Google promised to strip shutter lag off the Camera app, and indeed we found the Samsung Galaxy Nexus to be extremely speedy with its camera operation. In addition, there’s a new panorama mode baked right in the application allowing you to take panoramic shots with a single motion. Live Effects are added to the video capture, so you can fool around with the Silly Face effect or change your background to a custom image.

Here are a few test samples taken with our prototype Samsung Galaxy Nexus for you to check out, but don't consider them as being indicative of the quality that will be presented by a final, retail unit. It might be pretty close, but we can't be sure.

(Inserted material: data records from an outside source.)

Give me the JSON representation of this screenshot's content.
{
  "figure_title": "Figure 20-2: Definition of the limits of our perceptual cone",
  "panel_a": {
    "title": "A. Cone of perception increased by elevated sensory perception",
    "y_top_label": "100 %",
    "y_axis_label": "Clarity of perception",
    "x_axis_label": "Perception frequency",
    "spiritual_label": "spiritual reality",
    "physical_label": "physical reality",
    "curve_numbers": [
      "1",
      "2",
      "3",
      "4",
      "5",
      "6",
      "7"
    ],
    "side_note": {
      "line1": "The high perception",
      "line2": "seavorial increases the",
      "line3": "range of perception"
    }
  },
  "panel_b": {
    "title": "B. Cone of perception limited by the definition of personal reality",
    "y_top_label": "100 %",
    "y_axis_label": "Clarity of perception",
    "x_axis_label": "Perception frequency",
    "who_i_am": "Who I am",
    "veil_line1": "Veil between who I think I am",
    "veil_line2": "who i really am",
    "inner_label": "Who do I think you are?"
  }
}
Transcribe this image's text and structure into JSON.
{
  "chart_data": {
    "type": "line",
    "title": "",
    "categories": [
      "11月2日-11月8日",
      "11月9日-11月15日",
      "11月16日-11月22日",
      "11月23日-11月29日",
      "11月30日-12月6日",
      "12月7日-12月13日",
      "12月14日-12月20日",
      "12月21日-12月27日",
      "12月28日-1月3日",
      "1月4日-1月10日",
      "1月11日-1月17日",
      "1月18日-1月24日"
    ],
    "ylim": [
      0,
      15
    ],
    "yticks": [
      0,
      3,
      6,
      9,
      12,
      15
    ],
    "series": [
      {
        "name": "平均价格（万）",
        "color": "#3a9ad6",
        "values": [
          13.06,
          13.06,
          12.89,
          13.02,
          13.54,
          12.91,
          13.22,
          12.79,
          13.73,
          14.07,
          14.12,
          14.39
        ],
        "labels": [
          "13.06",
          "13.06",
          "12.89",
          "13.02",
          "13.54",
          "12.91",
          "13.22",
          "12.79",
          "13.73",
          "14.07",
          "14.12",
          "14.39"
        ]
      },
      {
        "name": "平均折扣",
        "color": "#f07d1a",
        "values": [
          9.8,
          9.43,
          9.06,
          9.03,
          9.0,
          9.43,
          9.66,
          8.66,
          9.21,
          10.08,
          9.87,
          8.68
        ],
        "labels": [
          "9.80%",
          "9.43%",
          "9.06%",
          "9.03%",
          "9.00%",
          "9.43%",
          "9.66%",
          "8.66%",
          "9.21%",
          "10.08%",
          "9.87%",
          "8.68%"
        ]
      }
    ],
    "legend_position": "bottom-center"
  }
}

Samsung Galaxy Nexus Sample Video:

Samsung Galaxy Nexus Indoor Sample Video:


As we said, the Samsung Galaxy Nexus is an attractive handset. That's not only because it looks good, although a bit more neutral than what we'd like, but also because it comes with the newest Android OS – Ice Cream Sandwich - preloaded. Indeed, the Galaxy Nexus marks the advent of a whole new experience for Android-powered phones, and we're greatly excited about that. Not only does it come with a complete redesign (for the better), but it also promises to make life easier for developers, eventually leading to a higher-quality app ecosystem.

As a smartphone, the Samsung Galaxy Nexus is a pretty strong performer. It features up-to-date specs, although nothing really groundbreaking. Yes, the camera is only 5MP, but if it does turn out to be capable of producing quality shots, we can live with that. At the end of the day, the Galaxy Nexus will be able to offer you a beautiful HD Super AMOLED screen, presumably fast performance due to a 1.2GHz dual-core TI OMAP 4460 processor, and a much-improved Android experience, all included within a relatively thin, curved and, unfortunately, plastic and uninspired body.

To draw our final conclusion about the Galaxy Nexus though, we'll have to wait until we get to play with a final product, which will happen sometime in November, when, however, the Motorola DROID RAZR will also set its heavy foot on the stage, challenging the Galaxy Nexus for the crown of the ultimate Android phone. As it seems, the Nexus will have the early advantage, due to the fact that it will come directly with ICS, while the DROID RAZR will rely on customized Gingerbread, but it will only be a matter of time before Moto's offering gets its ICS boost as well, and then... it will get interesting.